German
Why study German?
In our changing global environment, communication is the key to understanding other peoples and cultures. After your first year of German at Carleton, you will have the oral proficiency to live and study in a German-speaking country. Our programs in Berlin, and Vienna, offer choices in location. See our Photo Album page for a quick tour of the program. They give you the chance to apply what you learned in your German class in a European environment. Since the fall of the Wall and the establishment of the European Union as an economic and political power, the question of German identity has again come to the forefront. Its philosophical and literary foundations are crucial to an understanding of the country. You will gain the skills to read important writers and thinkers in the original German: Goethe, Schiller, Kafka, Rilke, Mann, Freud, Brecht, Christa Wolf, Ingeborg Bachmann. For more information for courses in translation and First-Year Students as well as on the Language Requirement at Carleton you are invited to talk to the German language faculty.
Special Seminars for First-Year Students (in translation):
Recent offerings include: Science, Authority and Conscience in Modern German Literature; The German Fairy Tale; Searching for the Self.
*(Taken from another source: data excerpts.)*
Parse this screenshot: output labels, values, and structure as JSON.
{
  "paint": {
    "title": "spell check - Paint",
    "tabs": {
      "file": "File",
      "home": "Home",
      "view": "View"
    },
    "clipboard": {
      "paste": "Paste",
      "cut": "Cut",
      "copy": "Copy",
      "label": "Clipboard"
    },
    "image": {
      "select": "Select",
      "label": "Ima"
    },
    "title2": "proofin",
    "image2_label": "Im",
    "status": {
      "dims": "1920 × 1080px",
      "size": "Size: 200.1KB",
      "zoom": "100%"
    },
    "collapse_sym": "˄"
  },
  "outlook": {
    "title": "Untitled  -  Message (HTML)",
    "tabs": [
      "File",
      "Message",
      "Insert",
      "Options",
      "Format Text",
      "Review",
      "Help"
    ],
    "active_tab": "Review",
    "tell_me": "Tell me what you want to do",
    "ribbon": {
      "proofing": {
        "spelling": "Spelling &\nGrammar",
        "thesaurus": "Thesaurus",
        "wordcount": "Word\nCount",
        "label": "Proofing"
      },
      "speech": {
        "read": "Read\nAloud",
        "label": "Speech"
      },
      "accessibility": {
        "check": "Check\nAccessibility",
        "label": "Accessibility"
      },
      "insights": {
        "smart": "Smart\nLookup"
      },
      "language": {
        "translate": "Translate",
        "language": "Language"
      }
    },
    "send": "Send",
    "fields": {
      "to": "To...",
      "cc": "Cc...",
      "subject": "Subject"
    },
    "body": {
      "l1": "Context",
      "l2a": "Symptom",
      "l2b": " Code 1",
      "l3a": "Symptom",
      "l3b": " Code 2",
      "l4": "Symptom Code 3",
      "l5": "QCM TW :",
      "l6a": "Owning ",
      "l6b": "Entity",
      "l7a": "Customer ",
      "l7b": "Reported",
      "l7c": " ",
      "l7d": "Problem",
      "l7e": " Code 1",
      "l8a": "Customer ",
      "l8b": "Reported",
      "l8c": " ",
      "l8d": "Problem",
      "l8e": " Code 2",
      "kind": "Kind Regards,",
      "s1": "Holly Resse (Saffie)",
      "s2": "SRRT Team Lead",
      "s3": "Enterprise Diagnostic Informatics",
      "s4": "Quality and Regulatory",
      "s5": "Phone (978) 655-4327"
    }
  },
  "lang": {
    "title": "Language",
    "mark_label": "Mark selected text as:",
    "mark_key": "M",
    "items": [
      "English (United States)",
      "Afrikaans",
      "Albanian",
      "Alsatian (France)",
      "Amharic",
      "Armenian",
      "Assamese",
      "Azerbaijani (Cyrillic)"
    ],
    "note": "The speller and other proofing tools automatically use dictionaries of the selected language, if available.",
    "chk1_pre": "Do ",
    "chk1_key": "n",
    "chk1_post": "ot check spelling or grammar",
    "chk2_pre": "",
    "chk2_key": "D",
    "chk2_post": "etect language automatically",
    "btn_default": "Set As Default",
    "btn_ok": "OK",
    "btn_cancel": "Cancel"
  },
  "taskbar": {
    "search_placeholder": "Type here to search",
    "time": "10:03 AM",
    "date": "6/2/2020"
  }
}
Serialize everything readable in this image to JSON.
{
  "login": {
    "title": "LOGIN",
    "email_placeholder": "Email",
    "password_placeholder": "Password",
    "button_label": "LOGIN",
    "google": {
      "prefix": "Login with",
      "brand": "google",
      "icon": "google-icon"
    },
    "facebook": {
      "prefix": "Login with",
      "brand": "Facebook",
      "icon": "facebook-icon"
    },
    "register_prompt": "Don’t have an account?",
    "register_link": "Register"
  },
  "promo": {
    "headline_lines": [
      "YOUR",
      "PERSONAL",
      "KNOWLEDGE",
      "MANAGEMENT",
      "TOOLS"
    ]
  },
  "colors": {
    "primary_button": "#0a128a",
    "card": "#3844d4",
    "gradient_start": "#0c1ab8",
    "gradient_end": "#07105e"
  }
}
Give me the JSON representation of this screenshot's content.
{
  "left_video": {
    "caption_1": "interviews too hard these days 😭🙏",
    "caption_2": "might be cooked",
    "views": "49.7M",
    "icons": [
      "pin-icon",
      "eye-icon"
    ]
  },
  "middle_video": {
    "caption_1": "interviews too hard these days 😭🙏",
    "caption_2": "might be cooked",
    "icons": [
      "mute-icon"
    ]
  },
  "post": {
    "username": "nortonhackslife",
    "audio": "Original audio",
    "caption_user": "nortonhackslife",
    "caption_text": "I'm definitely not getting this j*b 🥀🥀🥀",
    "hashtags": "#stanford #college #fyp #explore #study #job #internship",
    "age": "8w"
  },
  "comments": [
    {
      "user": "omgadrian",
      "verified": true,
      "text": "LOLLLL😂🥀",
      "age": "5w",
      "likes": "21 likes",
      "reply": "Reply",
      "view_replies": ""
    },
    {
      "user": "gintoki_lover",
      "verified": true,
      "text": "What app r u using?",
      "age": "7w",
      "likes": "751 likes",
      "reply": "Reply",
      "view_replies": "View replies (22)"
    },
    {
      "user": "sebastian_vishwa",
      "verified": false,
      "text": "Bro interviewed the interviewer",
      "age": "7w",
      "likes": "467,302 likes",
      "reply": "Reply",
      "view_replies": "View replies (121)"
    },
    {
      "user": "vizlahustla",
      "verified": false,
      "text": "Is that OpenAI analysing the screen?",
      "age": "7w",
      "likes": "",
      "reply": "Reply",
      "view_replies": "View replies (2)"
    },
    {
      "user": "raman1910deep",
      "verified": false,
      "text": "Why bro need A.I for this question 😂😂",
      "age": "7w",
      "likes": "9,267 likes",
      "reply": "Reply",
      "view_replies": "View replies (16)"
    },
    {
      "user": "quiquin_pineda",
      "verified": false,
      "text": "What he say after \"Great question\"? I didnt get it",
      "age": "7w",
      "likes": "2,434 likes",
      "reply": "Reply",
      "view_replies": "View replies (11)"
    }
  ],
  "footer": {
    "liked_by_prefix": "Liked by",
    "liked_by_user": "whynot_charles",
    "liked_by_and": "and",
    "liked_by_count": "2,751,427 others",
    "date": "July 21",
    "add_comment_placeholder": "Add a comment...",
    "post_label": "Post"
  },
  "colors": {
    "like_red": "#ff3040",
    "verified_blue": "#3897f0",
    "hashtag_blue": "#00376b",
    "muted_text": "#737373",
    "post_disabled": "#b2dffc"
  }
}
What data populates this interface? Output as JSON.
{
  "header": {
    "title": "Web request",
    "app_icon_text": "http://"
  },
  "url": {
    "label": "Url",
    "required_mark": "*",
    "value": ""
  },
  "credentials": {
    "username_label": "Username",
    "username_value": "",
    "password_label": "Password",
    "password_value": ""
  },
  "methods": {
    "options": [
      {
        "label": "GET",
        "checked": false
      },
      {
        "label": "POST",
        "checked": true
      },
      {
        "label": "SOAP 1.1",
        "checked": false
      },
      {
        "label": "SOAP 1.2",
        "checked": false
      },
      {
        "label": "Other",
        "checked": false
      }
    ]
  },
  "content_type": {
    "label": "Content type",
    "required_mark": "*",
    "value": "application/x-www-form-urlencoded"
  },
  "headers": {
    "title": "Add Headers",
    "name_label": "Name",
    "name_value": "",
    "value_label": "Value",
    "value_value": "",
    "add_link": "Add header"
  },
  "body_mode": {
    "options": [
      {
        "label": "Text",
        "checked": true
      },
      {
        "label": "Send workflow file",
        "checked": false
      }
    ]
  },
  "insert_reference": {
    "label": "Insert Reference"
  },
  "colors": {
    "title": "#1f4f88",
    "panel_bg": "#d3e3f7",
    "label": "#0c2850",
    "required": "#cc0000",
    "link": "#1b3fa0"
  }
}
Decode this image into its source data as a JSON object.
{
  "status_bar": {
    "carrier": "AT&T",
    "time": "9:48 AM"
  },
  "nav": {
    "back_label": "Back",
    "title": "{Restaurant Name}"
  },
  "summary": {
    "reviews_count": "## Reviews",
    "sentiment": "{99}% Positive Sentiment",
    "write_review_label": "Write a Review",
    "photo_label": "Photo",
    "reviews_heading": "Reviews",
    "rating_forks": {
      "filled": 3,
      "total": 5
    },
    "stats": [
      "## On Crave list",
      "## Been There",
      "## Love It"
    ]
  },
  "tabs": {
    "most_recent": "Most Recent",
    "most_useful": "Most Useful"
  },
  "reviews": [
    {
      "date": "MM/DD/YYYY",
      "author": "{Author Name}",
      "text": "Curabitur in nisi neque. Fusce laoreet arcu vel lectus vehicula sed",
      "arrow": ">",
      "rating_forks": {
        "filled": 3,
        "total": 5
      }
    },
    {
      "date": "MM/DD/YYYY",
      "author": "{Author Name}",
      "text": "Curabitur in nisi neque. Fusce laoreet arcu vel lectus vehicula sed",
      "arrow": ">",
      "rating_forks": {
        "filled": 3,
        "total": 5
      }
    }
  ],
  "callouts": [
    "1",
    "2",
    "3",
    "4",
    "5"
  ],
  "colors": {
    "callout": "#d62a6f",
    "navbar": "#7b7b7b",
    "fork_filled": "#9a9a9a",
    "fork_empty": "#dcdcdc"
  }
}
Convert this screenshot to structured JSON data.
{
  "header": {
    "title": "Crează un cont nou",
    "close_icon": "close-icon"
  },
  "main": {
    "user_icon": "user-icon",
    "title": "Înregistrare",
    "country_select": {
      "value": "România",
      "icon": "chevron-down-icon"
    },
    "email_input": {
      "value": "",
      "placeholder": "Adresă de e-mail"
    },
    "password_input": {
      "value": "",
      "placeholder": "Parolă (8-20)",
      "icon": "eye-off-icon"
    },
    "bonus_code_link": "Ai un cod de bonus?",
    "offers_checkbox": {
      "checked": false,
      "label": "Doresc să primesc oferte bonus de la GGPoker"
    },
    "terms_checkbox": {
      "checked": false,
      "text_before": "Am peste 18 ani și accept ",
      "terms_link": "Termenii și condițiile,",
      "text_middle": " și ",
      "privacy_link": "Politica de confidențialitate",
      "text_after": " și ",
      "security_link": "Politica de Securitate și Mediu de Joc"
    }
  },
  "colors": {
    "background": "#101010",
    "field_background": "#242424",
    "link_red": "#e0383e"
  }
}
Literature and Culture Courses in German: Recent offerings include: Memory and Representation of the Holocaust; Dream and Reality: Vienna, 1900/2000; The Age of Goethe; Topics in German Drama; Post World-War II Austria in the Works of Ingeborg Bachmann; Young Adult Literature; Rebels, Revolutionaries and Misfits (German literary figures from the 19th and 20th century); Realism and the Rise of Modernism; Romantic Visions of the World.
Literature and Culture Courses in Translation:
The Forest in German Literature; Studies in German Cinema; European film; From Gutenberg to Gates: History and Practice of the Book; Contemporary Women Writers in the German-Speaking Countries; Damsels, Dwarfs and Dragons: Medieval German Literature; Cultures in Conflict: The Reception of Shakespeare in Germany. Courses in World Literature offered in translation Fall Term: German 100: The Face in the Mirror: Searching for the Self LCST 100: Alien.